Speaking of testers...I had an astounding 40+ fabulous ladies to sew these jeans up before feeling like they were ready-for-the-world. I was lucky that the original pattern was pretty OK from the get-go, but we did make a couple changes.

First, we shortened the front rise by 1/2". I'm not one to obsess about wrinkles in the front of jeans because almost everyone has those even with the best-fitting, ready-to-wear jeans. BUT, I did think a small amount was necessary for a better, more universal fit. Also, we removed a 2" wedge from the center back to cinch them up and prevent gaping. (The pair in these photos does NOT have the 1/2" removed - they were made before the change. They do have the 2" wedge removed from the back, however.)

Since the waistband is cut with stretch, it's still plenty comfortable despite being fitted. Since the jeans sit right at or just below the natural waist, it's okay for the waistband to have some stretch since the hips hold up the jeans (as opposed to low-rise jeans that can fall down because they don't have as much to hold them up). 

Other than that, we made some changes to sewing instructions (mostly at the fly front to give an extremely professional, ready-to-wear finish and to ease the task of topstitching) and fixed a few small errors. I also gleaned a lot of knowledge that I'll be sharing with you in an upcoming sew-along.
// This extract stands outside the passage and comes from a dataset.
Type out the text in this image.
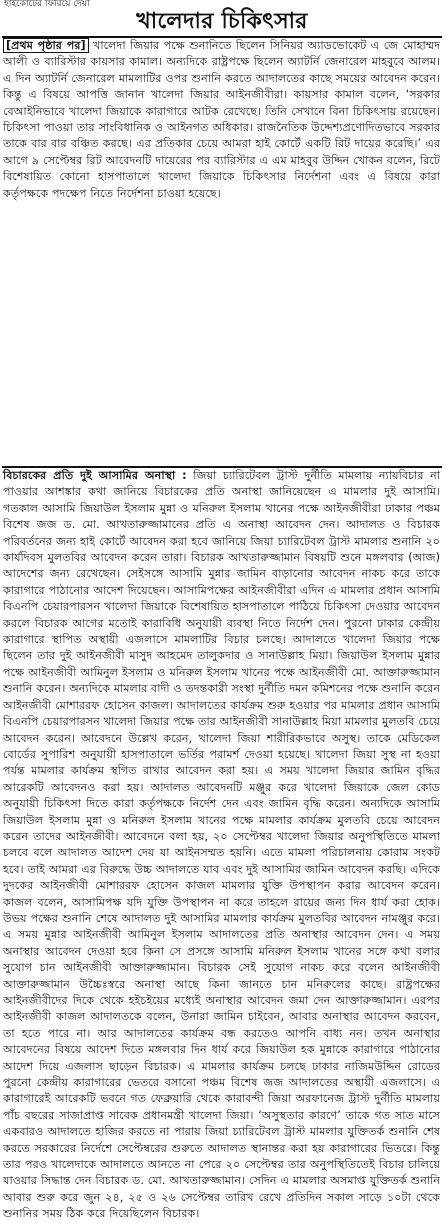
হাইকোর্টের ফিরিয়ে দেয়া
খালেদার চিকিৎসার

[প্রথম পৃষ্ঠার পর] খালেদা জিয়ার পক্ষে শুনানিতে ছিলেন সিনিয়র অ্যাডভোকেট এ জে মোহাম্মদ আলী ও ব্যারিস্টার কায়সার কামাল। অন্যদিকে রাষ্ট্রপক্ষে ছিলেন অ্যাটর্নি জেনারেল মাহবুবে আলম। এ দিন অ্যাটর্নি জেনারেল মামলাটির ওপর শুনানি করতে আদালতের কাছে সময়ের আবেদন করেন। কিন্তু এ বিষয়ে আপত্তি জানান খালেদা জিয়ার আইনজীবীরা। কায়সার কামাল বলেন, ‘সরকার বেআইনিভাবে খালেদা জিয়াকে কারাগারে আটক রেখেছে। তিনি সেখানে বিনা চিকিৎসায় রয়েছেন। চিকিৎসা পাওয়া তার সাংবিধানিক ও আইনগত অধিকার। রাজনৈতিক উদ্দেশ্যপ্রণোদিতভাবে সরকার তাকে বার বার বঞ্চিত করছে। এর প্রতিকার চেয়ে আমরা হাই কোর্টে একটি রিট দায়ের করেছি।’ এর আগে ৯ সেপ্টেম্বর রিট আবেদনটি দায়েরের পর ব্যারিস্টার এ এম মাহবুব উদ্দিন খোকন বলেন, রিটে বিশেষায়িত কোনো হাসপাতালে খালেদা জিয়াকে চিকিৎসার নির্দেশনা এবং এ বিষয়ে কারা কর্তৃপক্ষকে পদক্ষেপ নিতে নির্দেশনা চাওয়া হয়েছে।

বিচারকের প্রতি দুই আসামির অনাস্থা : জিয়া চ্যারিটেবল ট্রাস্ট দুর্নীতি মামলায় ন্যায়বিচার না পাওয়ার আশঙ্কার কথা জানিয়ে বিচারকের প্রতি অনাস্থা জানিয়েছেন এ মামলার দুই আসামি। গতকাল আসামি জিয়াউল ইসলাম মুন্না ও মনিরুল ইসলাম খানের পক্ষে আইনজীবীরা ঢাকার পঞ্চম বিশেষ জজ ড. মো. আখতারুজ্জামানের প্রতি এ অনাস্থা আবেদন দেন। আদালত ও বিচারক পরিবর্তনের জন্য হাই কোর্টে আবেদন করা হবে জানিয়ে জিয়া চ্যারিটেবল ট্রাস্ট মামলার শুনানি ২০ কার্যদিবস মুলতবির আবেদন করেন তারা। বিচারক আখতারুজ্জামান বিষয়টি শুনে মঙ্গলবার (আজ) আদেশের জন্য রেখেছেন। সেইসঙ্গে আসামি মুন্নার জামিন বাড়ানোর আবেদন নাকচ করে তাকে কারাগারে পাঠানোর আদেশ দিয়েছেন। আসামিপক্ষের আইনজীবীরা এদিন এ মামলার প্রধান আসামি বিএনপি চেয়ারপারসন খালেদা জিয়াকে বিশেষায়িত হাসপাতালে পাঠিয়ে চিকিৎসা দেওয়ার আবেদন করলে বিচারক আগের মতোই কারাবিধি অনুযায়ী ব্যবস্থা নিতে নির্দেশ দেন। পুরনো ঢাকার কেন্দ্রীয় কারাগারে স্থাপিত অস্থায়ী এজলাসে মামলাটির বিচার চলছে। আদালতে খালেদা জিয়ার পক্ষে ছিলেন তার দুই আইনজীবী মাসুদ আহমেদ তালুকদার ও সানাউল্লাহ মিয়া। জিয়াউল ইসলাম মুন্নার পক্ষে আইনজীবী আমিনুল ইসলাম ও মনিরুল ইসলাম খানের পক্ষে আইনজীবী মো. আক্তারুজ্জামান শুনানি করেন। অন্যদিকে মামলার বাদী ও তদন্তকারী সংস্থা দুর্নীতি দমন কমিশনের পক্ষে শুনানি করেন আইনজীবী মোশাররফ হোসেন কাজল। আদালতের কার্যক্রম শুরু হওয়ার পর মামলার প্রধান আসামি বিএনপি চেয়ারপারসন খালেদা জিয়ার পক্ষে তার আইনজীবী সানাউল্লাহ মিয়া মামলার মুলতবি চেয়ে আবেদন করেন। আবেদনে উল্লেখ করেন, খালেদা জিয়া শারীরিকভাবে অসুস্থ। তাকে মেডিকেল বোর্ডের সুপারিশ অনুযায়ী হাসপাতালে ভর্তির পরামর্শ দেওয়া হয়েছে। খালেদা জিয়া সুস্থ না হওয়া পর্যন্ত মামলার কার্যক্রম স্থগিত রাখার আবেদন করা হয়। এ সময় খালেদা জিয়ার জামিন বৃদ্ধির আরেকটি আবেদনও করা হয়। আদালত আবেদনটি মঞ্জুর করে খালেদা জিয়াকে জেল কোড অনুযায়ী চিকিৎসা দিতে কারা কর্তৃপক্ষকে নির্দেশ দেন এবং জামিন বৃদ্ধি করেন। অন্যদিকে আসামি জিয়াউল ইসলাম মুন্না ও মনিরুল ইসলাম খানের পক্ষে মামলার কার্যক্রম মুলতবি চেয়ে আবেদন করেন তাদের আইনজীবী। আবেদনে বলা হয়, ২০ সেপ্টেম্বর খালেদা জিয়ার অনুপস্থিতিতে মামলা চলবে বলে আদালত আদেশ দেয় যা আইনসম্মত হয়নি। এতে মামলা পরিচালনায় কোরাম সংকট হবে। তাই আমরা এর বিরুদ্ধে উচ্চ আদালতে যাব এবং দুই আসামির জামিন আবেদন করছি। এদিকে দুদকের আইনজীবী মোশাররফ হোসেন কাজল মামলার যুক্তি উপস্থাপন করার আবেদন করেন। কাজল বলেন, আসামিপক্ষ যদি যুক্তি উপস্থাপন না করে তাহলে রায়ের জন্য দিন ধার্য করা হোক। উভয় পক্ষের শুনানি শেষে আদালত দুই আসামির মামলার কার্যক্রম মুলতবির আবেদন নামঞ্জুর করে। এ সময় মুন্নার আইনজীবী আমিনুল ইসলাম আদালতের প্রতি অনাস্থার আবেদন দেন। এ সময় অনাস্থার আবেদন দেওয়া হবে কিনা সে প্রসঙ্গে আসামি মনিরুল ইসলাম খানের সঙ্গে কথা বলার সুযোগ চান আইনজীবী আক্তারুজ্জামান। বিচারক সেই সুযোগ নাকচ করে বলেন আইনজীবী আক্তারুজ্জামান উচ্চৈঃস্বরে অনাস্থা আছে কিনা জানতে চান মনিরুলের কাছে। রাষ্ট্রপক্ষের আইনজীবীদের দিকে থেকে হইচইয়ের মধ্যেই অনাস্থার আবেদন জমা দেন আক্তারুজ্জামান। এরপর আইনজীবী কাজল আদালতকে বলেন, উনারা জামিন চাইবেন, আবার অনাস্থার আবেদন করবেন, তা হতে পারে না। আর আদালতের কার্যক্রম বন্ধ করতেও আপনি বাধ্য নন। তখন অনাস্থার আবেদনের বিষয়ে আদেশ দিতে মঙ্গলবার দিন ধার্য করে জিয়াউল হক মুন্নাকে কারাগারে পাঠানোর আদেশ দিয়ে এজলাস ছাড়েন বিচারক। এ মামলার কার্যক্রম চলছে ঢাকার নাজিমউদ্দিন রোডের পুরনো কেন্দ্রীয় কারাগারের ভেতরে বসানো পঞ্চম বিশেষ জজ আদালতের অস্থায়ী এজলাসে। এ কারাগারেই আরেকটি ভবনে গত ফেব্রুয়ারি থেকে কারাবন্দী জিয়া অরফানেজ ট্রাস্ট দুর্নীতি মামলায় পাঁচ বছরের সাজাপ্রাপ্ত সাবেক প্রধানমন্ত্রী খালেদা জিয়া। ‘অসুস্থতার কারণে’ তাকে গত সাত মাসে একবারও আদালতে হাজির করতে না পারায় জিয়া চ্যারিটেবল ট্রাস্ট মামলার যুক্তিতর্ক শুনানি শেষ করতে সরকারের নির্দেশে সেপ্টেম্বরের শুরুতে আদালত স্থানান্তর করা হয় কারাগারের ভিতরে। কিন্তু তার পরও খালেদাকে আদালতে আনতে না পেরে ২০ সেপ্টেম্বর তার অনুপস্থিতিতেই বিচার চালিয়ে যাওয়ার সিদ্ধান্ত দেন বিচারক ড. মো. আখতারুজ্জামান। সেদিন এ মামলার অসমাপ্ত যুক্তিতর্ক শুনানি আবার শুরু করে জুন ২৪, ২৫ ও ২৬ সেপ্টেম্বর তারিখ রেখে প্রতিদিন সকাল সাড়ে ১০টা থেকে শুনানির সময় ঠিক করে দিয়েছিলেন বিচারক।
For example, some of you noticed that my fly was gaping open a little in my original tester call photos. In my case, that was mostly because I often sew hurriedly with three little ones at home. But several of my testers experienced the same issue, and we found a few causes. The instructions now spell out exactly how to avoid those problems and to achieve the perfect jeans. 

Currently, the pattern is available in waist sizes 24-35. All the sizes go in 1" increments (instead of graduating to larger increments at the upper end of the size range) to provide a more customized, precise fit. I have had some requests for an extended size range, and that might happen. I just can't give a timeline at the moment or make any promises. (Putting out patterns while keeping house/kids/etc. is tough, y'all!)

As shown, I am wearing a size 26 sewn in this fabulous denim that just became available TODAY in the Indiesew shop. (Don't let the heavy weight scare you - while the belt loops were a little tricky, this denim was actually quite lovely to sew!) I am normally one to get home from my "gussied up" photo shoots and immediately change into sweatpants, but I wore these all day yesterday and felt great. My husband even kept saying how good I looked. Awwwwww...but really, when you feel good in what you're wearing AND look good...well, there really is something to that - especially when much of your time is spent cleaning up baby spit and other unmentionables. 

Over the next few days, I'll be showing you a bunch of tester photos so you can see how these babies look sewn up in different fabrics and on a variety of body types. In the meantime, you can get the Birkin Flares pattern by clicking the button below.

 I hope you enjoy making and wearing them as much as I love seeing them on you.